The company has touted itself as a pioneer in developing the standards that 5G requires. This expertise has long worried Washington, which fears that Beijing could compel Huawei to install spyware on its 5G devices.
This fear correlates to the core of President Trump’s beef with our trade relationship with China. While he argues that the dollars lost to our economy due to imbalances in exports and imports are unfair, one of his overarching platforms is that China has pressured American companies to open up proprietary “home-grown” technology as a requirement if they want to do business with them.
The Race for 5G
Late last month Mr. Trump said:
“China is engaged in numerous unfair policies and practices relating to United States technology and intellectual property — such as forcing United States companies to transfer technology to Chinese counterparts.”

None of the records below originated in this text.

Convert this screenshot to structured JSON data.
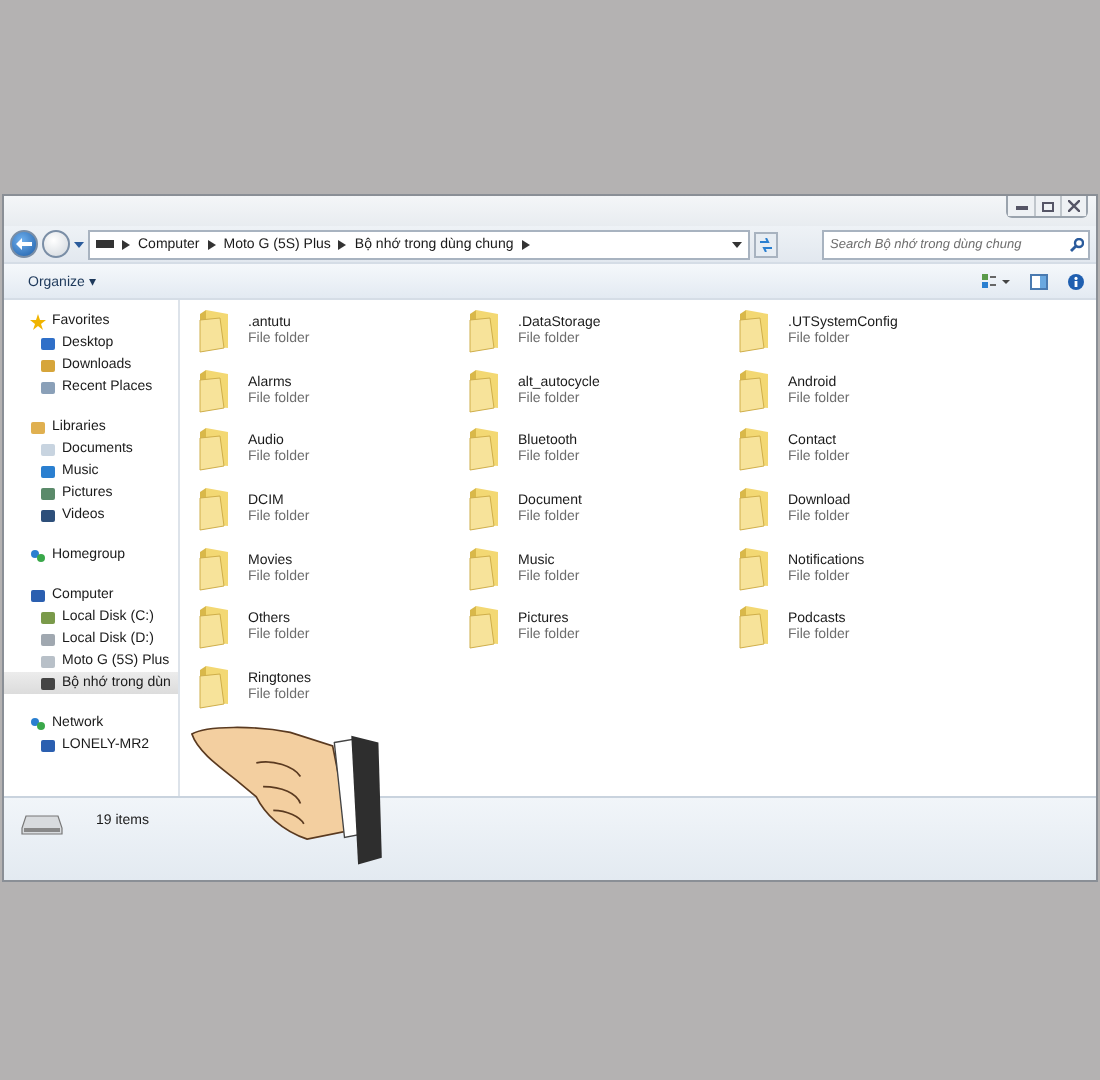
{
  "address": {
    "crumbs": [
      "Computer",
      "Moto G (5S) Plus",
      "Bộ nhớ trong dùng chung"
    ]
  },
  "search": {
    "placeholder": "Search Bộ nhớ trong dùng chung"
  },
  "toolbar": {
    "organize": "Organize ▾"
  },
  "sidebar": {
    "groups": [
      {
        "label": "Favorites",
        "children": [
          {
            "label": "Desktop",
            "selected": false
          },
          {
            "label": "Downloads",
            "selected": false
          },
          {
            "label": "Recent Places",
            "selected": false
          }
        ]
      },
      {
        "label": "Libraries",
        "children": [
          {
            "label": "Documents",
            "selected": false
          },
          {
            "label": "Music",
            "selected": false
          },
          {
            "label": "Pictures",
            "selected": false
          },
          {
            "label": "Videos",
            "selected": false
          }
        ]
      },
      {
        "label": "Homegroup"
      },
      {
        "label": "Computer",
        "children": [
          {
            "label": "Local Disk (C:)",
            "selected": false
          },
          {
            "label": "Local Disk (D:)",
            "selected": false
          },
          {
            "label": "Moto G (5S) Plus",
            "selected": false
          },
          {
            "label": "Bộ nhớ trong dùn",
            "selected": true
          }
        ]
      },
      {
        "label": "Network",
        "children": [
          {
            "label": "LONELY-MR2",
            "selected": false
          }
        ]
      }
    ]
  },
  "files": [
    {
      "name": ".antutu",
      "type": "File folder"
    },
    {
      "name": ".DataStorage",
      "type": "File folder"
    },
    {
      "name": ".UTSystemConfig",
      "type": "File folder"
    },
    {
      "name": "Alarms",
      "type": "File folder"
    },
    {
      "name": "alt_autocycle",
      "type": "File folder"
    },
    {
      "name": "Android",
      "type": "File folder"
    },
    {
      "name": "Audio",
      "type": "File folder"
    },
    {
      "name": "Bluetooth",
      "type": "File folder"
    },
    {
      "name": "Contact",
      "type": "File folder"
    },
    {
      "name": "DCIM",
      "type": "File folder"
    },
    {
      "name": "Document",
      "type": "File folder"
    },
    {
      "name": "Download",
      "type": "File folder"
    },
    {
      "name": "Movies",
      "type": "File folder"
    },
    {
      "name": "Music",
      "type": "File folder"
    },
    {
      "name": "Notifications",
      "type": "File folder"
    },
    {
      "name": "Others",
      "type": "File folder"
    },
    {
      "name": "Pictures",
      "type": "File folder"
    },
    {
      "name": "Podcasts",
      "type": "File folder"
    },
    {
      "name": "Ringtones",
      "type": "File folder"
    }
  ],
  "status_bar": {
    "count": "19 items"
  }
}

Huawei’s components for 5G are particularly sensitive to fears that China could somehow infiltrate the U.S. and other countries’ networks. The new 5G standard is hailed as being the fastest and most efficient standard to connect items in the Internet of Things (IoT). The 5G technology handles tasks such as the communication between self-driven cars or managing security of a building from afar.
The U.S. has already been relatively successful at blocking Huawei in dominating this sector. It convinced Australia and New Zealand to ban Huawei products from its 5G networks, and Britain’s BT Group (OTC: BTGOF) said it would remove Huawei’s products from its networks.

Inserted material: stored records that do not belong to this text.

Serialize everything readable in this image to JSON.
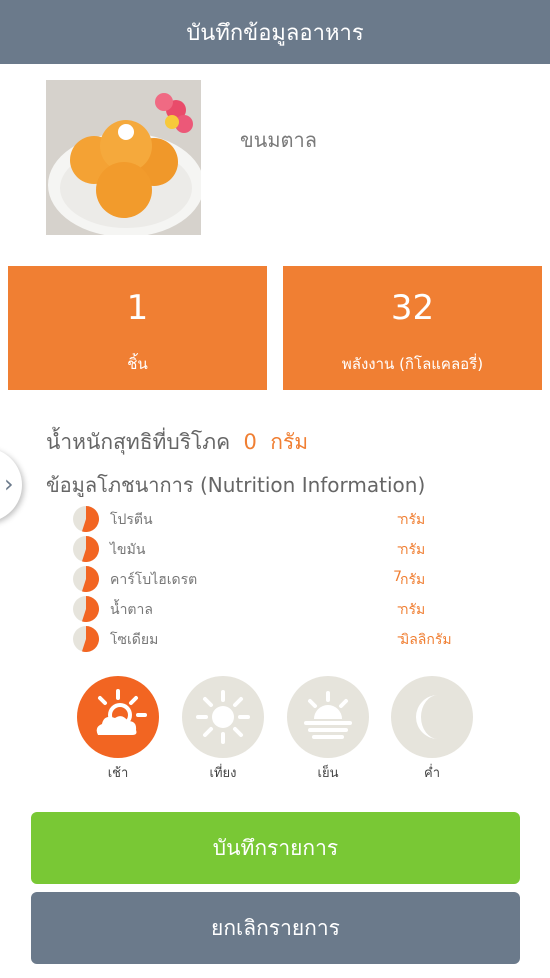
{
  "header": {
    "title": "บันทึกข้อมูลอาหาร"
  },
  "food": {
    "name": "ขนมตาล"
  },
  "stats": {
    "quantity": {
      "value": "1",
      "label": "ชิ้น"
    },
    "energy": {
      "value": "32",
      "label": "พลังงาน (กิโลแคลอรี่)"
    }
  },
  "weight": {
    "label": "น้ำหนักสุทธิที่บริโภค",
    "value": "0",
    "unit": "กรัม"
  },
  "nutrition": {
    "title": "ข้อมูลโภชนาการ (Nutrition Information)",
    "items": [
      {
        "name": "โปรตีน",
        "value": "-",
        "unit": "กรัม",
        "fraction": 0.55
      },
      {
        "name": "ไขมัน",
        "value": "-",
        "unit": "กรัม",
        "fraction": 0.55
      },
      {
        "name": "คาร์โบไฮเดรต",
        "value": "7",
        "unit": "กรัม",
        "fraction": 0.55
      },
      {
        "name": "น้ำตาล",
        "value": "-",
        "unit": "กรัม",
        "fraction": 0.55
      },
      {
        "name": "โซเดียม",
        "value": "-",
        "unit": "มิลลิกรัม",
        "fraction": 0.55
      }
    ]
  },
  "meals": [
    {
      "label": "เช้า",
      "icon": "sun-cloud-icon",
      "selected": true
    },
    {
      "label": "เที่ยง",
      "icon": "sun-icon",
      "selected": false
    },
    {
      "label": "เย็น",
      "icon": "sunset-icon",
      "selected": false
    },
    {
      "label": "ค่ำ",
      "icon": "moon-icon",
      "selected": false
    }
  ],
  "buttons": {
    "save": "บันทึกรายการ",
    "cancel": "ยกเลิกรายการ"
  },
  "colors": {
    "header": "#6b7a8b",
    "accent": "#f07f33",
    "meal_active": "#f26522",
    "save": "#79c835"
  }
}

In return, Chinese officials are not mincing words.
The Chinese Foreign Ministry said over the weekend that it had summoned both U.S. Ambassador to China Terry Branstad and Canadian Ambassador to China John McCallum to address Meng’s detention, which it described as “lawless, reasonless and ruthless.”
It is yet to be seen whether Huawei has in fact broken the law or if its CFO is being used as a political pawn. What is painfully evident is that the stock market wants the trade and tariff issues resolved.
The market took a sharp turn lower last week on the news of Ms. Meng’s arrest, and sellers seem to be waiting to dump shares if both parties do not resolve these issues.
In the meantime, the sell-off is surely leaving some tech values on the cutting room floor. Perhaps what the market needs is a get of jail free card. A recent search on research service Capital IQ shows at least five networking stocks selling for less than 10 times next year’s earnings.